The U.S. remains one of the only developed countries that has not made the transition to ICD-10 or a clinical modification, a more modern, robust and precise coding system that is essential to fully realize the benefits of the investments in electronic health records (EHRs) and maximize health information exchange (HIE). The delay casts a cloud on the employment prospects of more than 25,000 students who have learned to code exclusively in ICD-10 in health information management (HIM) associate and baccalaureate educational programs, AHIMA says.

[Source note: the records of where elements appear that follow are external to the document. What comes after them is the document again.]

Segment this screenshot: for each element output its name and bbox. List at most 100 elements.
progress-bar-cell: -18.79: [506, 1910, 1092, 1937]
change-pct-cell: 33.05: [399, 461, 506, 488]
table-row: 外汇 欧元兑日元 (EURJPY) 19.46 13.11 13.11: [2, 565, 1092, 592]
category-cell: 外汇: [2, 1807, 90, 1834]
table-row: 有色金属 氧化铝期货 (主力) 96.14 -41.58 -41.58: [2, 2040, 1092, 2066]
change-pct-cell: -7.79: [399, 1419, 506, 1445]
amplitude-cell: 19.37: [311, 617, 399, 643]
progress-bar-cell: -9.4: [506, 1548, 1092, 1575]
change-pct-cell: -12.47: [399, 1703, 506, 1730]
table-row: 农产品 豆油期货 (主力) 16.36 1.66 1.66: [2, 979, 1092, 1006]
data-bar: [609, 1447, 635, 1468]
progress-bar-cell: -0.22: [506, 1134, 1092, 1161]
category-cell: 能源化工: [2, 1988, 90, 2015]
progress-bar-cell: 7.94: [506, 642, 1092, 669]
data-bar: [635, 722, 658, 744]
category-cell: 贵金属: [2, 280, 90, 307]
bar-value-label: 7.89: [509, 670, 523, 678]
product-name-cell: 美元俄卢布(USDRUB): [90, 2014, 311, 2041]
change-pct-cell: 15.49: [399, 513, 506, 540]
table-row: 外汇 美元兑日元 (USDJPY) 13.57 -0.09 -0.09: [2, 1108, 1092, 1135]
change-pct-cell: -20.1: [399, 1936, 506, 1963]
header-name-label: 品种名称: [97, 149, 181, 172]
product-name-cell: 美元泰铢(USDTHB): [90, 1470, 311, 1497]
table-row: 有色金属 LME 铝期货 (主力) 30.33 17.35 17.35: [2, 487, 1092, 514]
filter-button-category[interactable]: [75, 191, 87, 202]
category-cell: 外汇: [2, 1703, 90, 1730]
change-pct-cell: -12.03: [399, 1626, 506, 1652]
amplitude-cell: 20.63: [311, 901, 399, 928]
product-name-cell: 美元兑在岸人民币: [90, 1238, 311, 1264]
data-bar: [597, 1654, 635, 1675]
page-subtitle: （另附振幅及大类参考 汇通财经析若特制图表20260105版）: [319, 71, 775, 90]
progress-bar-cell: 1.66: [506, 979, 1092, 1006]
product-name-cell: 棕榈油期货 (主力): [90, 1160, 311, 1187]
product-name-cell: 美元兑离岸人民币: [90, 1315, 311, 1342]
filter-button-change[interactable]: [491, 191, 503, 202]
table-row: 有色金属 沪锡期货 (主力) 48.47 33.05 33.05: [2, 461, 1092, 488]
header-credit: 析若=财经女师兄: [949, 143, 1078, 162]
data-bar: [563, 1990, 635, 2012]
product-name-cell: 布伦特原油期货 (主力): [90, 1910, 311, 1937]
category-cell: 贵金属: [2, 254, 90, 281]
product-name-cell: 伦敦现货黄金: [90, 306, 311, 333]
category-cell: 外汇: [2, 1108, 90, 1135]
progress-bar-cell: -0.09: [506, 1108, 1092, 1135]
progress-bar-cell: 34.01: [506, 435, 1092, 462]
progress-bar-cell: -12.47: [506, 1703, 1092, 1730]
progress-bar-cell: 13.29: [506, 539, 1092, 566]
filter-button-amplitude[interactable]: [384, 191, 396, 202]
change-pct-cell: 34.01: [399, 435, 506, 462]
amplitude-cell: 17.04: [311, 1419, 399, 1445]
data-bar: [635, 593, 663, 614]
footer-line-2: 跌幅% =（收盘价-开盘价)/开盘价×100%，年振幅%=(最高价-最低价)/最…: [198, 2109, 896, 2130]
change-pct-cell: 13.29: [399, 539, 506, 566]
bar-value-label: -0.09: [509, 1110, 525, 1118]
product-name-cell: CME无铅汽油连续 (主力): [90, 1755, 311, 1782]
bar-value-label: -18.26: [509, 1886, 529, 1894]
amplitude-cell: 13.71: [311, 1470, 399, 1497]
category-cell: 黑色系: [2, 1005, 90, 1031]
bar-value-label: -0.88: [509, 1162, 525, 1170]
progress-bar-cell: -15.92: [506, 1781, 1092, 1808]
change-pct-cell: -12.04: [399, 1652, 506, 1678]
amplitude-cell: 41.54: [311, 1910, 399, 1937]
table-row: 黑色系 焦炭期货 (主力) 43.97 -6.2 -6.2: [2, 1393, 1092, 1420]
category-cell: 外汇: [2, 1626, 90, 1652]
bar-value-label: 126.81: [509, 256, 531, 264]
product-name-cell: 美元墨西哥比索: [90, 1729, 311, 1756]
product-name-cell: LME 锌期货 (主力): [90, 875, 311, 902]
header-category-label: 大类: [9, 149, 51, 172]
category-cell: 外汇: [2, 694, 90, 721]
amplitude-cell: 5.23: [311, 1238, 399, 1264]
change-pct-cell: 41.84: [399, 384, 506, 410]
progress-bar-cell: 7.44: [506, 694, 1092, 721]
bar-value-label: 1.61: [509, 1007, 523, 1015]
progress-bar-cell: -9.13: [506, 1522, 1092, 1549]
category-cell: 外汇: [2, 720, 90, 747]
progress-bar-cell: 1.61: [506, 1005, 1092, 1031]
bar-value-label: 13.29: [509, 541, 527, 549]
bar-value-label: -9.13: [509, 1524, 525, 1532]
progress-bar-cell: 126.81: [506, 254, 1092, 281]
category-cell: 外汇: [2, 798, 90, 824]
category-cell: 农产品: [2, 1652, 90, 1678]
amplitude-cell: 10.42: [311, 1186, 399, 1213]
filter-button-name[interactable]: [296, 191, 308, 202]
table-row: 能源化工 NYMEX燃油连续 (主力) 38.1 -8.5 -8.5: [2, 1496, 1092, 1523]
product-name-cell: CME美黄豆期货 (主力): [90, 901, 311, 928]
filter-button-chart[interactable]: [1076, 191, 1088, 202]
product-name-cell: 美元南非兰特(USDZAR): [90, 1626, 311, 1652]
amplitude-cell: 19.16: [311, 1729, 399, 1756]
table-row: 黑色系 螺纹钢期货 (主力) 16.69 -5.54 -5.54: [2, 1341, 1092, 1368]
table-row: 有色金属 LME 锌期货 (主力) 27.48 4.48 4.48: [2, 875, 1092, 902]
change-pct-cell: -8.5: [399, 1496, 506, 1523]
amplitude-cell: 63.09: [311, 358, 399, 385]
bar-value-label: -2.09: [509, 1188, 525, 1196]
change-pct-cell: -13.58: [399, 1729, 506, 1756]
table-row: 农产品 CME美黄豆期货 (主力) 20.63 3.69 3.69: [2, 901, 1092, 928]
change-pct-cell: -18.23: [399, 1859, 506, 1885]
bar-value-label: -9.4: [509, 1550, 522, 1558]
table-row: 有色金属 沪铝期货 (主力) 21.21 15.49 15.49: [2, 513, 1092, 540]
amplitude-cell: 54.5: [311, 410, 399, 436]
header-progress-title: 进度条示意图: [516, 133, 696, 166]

“As demands for quality healthcare data continue to increase, this delay will add an additional significant hurdle for the healthcare system to fill these important HIM positions,” Thomas Gordon said. “It is truly unfortunate that Congress chose to embed language about delaying ICD-10 into legislation intended to address the need for an SGR fix in their effort to temporarily address the long outstanding and critically important physician payment issues.”

Another industry group, the Ann Arbor, Mich.-based College of Healthcare Information Management Executives (CHIME), is also in agreement with AMA and AHIMA. In a statement released on its website last night, Russell P. Branzell, CHIME president and CEO, said, “We are extremely disappointed by today’s vote. We understand the considerable hours, resources, and money CHIME members and their organizations have spent preparing for the transition. This pause in momentum discredits the significant work our industry has spent training staff, conducting testing, and converting systems; not to mention the hold on improving care quality and accuracy, advancing clinical reporting and research, and patient safety outcomes.”

Branzell further stated that the Centers for Medicare & Medicaid Services (CMS) must now provide new guidance to the industry on what the delay means for providers, vendors, clearinghouses and other concerned parties. CMS Administrator Marilyn Tavenner, R.N., has previously asserted firmly that CMS and HHS would not consider any further delays in the ICD-10 transition beyond Oct. 1 of this year.